TGFB1-mediated autophagy facilitates oxaliplatin resistance in stomach adenocarcinoma.

Abstract

Increasing evidence has indicated that transforming growth factor beta 1 (TGFB1) is engaged in tumorigenesis and progression. Nevertheless, the underlying role and mechanism of TGFB1 in stomach adenocarcinoma (STAD) chemotherapy remains unknown. TGFB1 levels in various types of cancers were first analyzed by the TCGA database. Next, the degree of cellular damage, apoptosis and autophagy were detected by lactate dehydrogenase kit, flow cytometry, autophagy fluorescence analysis, and Western blot assay. The gene highly correlated with TGFB1 expression was searched by LinkedOmics and KEGG. We disclosed TGFB1 was enhanced in STAD. Besides, TGFB1 was remarkably higher in STAD patients in oxaliplatin (OXA) chemoresistant group than sensitive group. Additionally, the half maximal inhibitory concentration (IC50) values of OXA-resistant cells were markedly elevated. Furthermore, TGFB1 reduced AGS-OXA and HGC27-OXA cell injury, inhibited apoptosis and induced cellular autophagy.

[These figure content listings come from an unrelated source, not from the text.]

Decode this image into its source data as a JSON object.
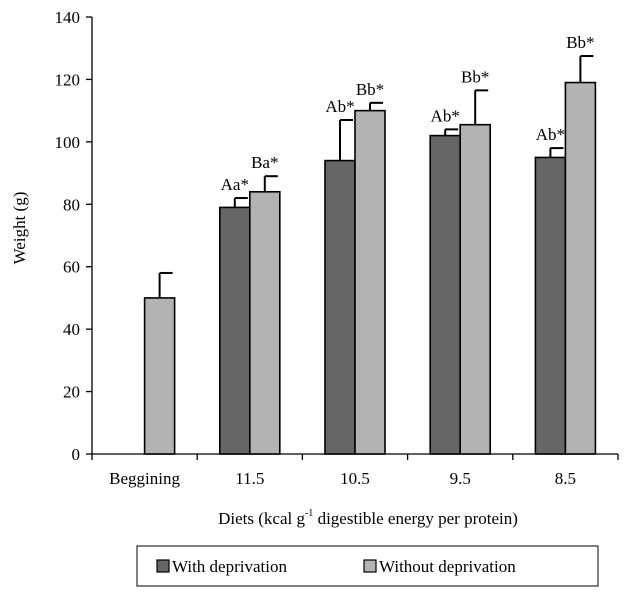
{
  "chart_data": {
    "type": "bar",
    "categories": [
      "Beggining",
      "11.5",
      "10.5",
      "9.5",
      "8.5"
    ],
    "series": [
      {
        "name": "With deprivation",
        "color": "#666666",
        "values": [
          null,
          79,
          94,
          102,
          95
        ],
        "errors": [
          null,
          3,
          13,
          2,
          3
        ],
        "labels": [
          "",
          "Aa*",
          "Ab*",
          "Ab*",
          "Ab*"
        ]
      },
      {
        "name": "Without deprivation",
        "color": "#b3b3b3",
        "values": [
          50,
          84,
          110,
          105.5,
          119
        ],
        "errors": [
          8,
          5,
          2.5,
          11,
          8.5
        ],
        "labels": [
          "",
          "Ba*",
          "Bb*",
          "Bb*",
          "Bb*"
        ]
      }
    ],
    "ylabel": "Weight (g)",
    "xlabel_main": "Diets (kcal  g",
    "xlabel_sup": "-1",
    "xlabel_rest": " digestible energy per protein)",
    "ylim": [
      0,
      140
    ],
    "yticks": [
      0,
      20,
      40,
      60,
      80,
      100,
      120,
      140
    ],
    "grid": false,
    "legend_position": "bottom"
  }
}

The addition of the autophagy inhibitor 3-methyladenine hindered this phenomenon. Further studies revealed that muscle RAS oncogene homolog (MRAS) is a downstream target gene of TGFB1. TGFB1 accelerated MRAS level in OXA cells, and MRAS knockdown reversed the effects of TGFB1 on OXA cell function. TGFB1 induces cellular autophagy via MRAS, thereby promoting STAD OXA resistance.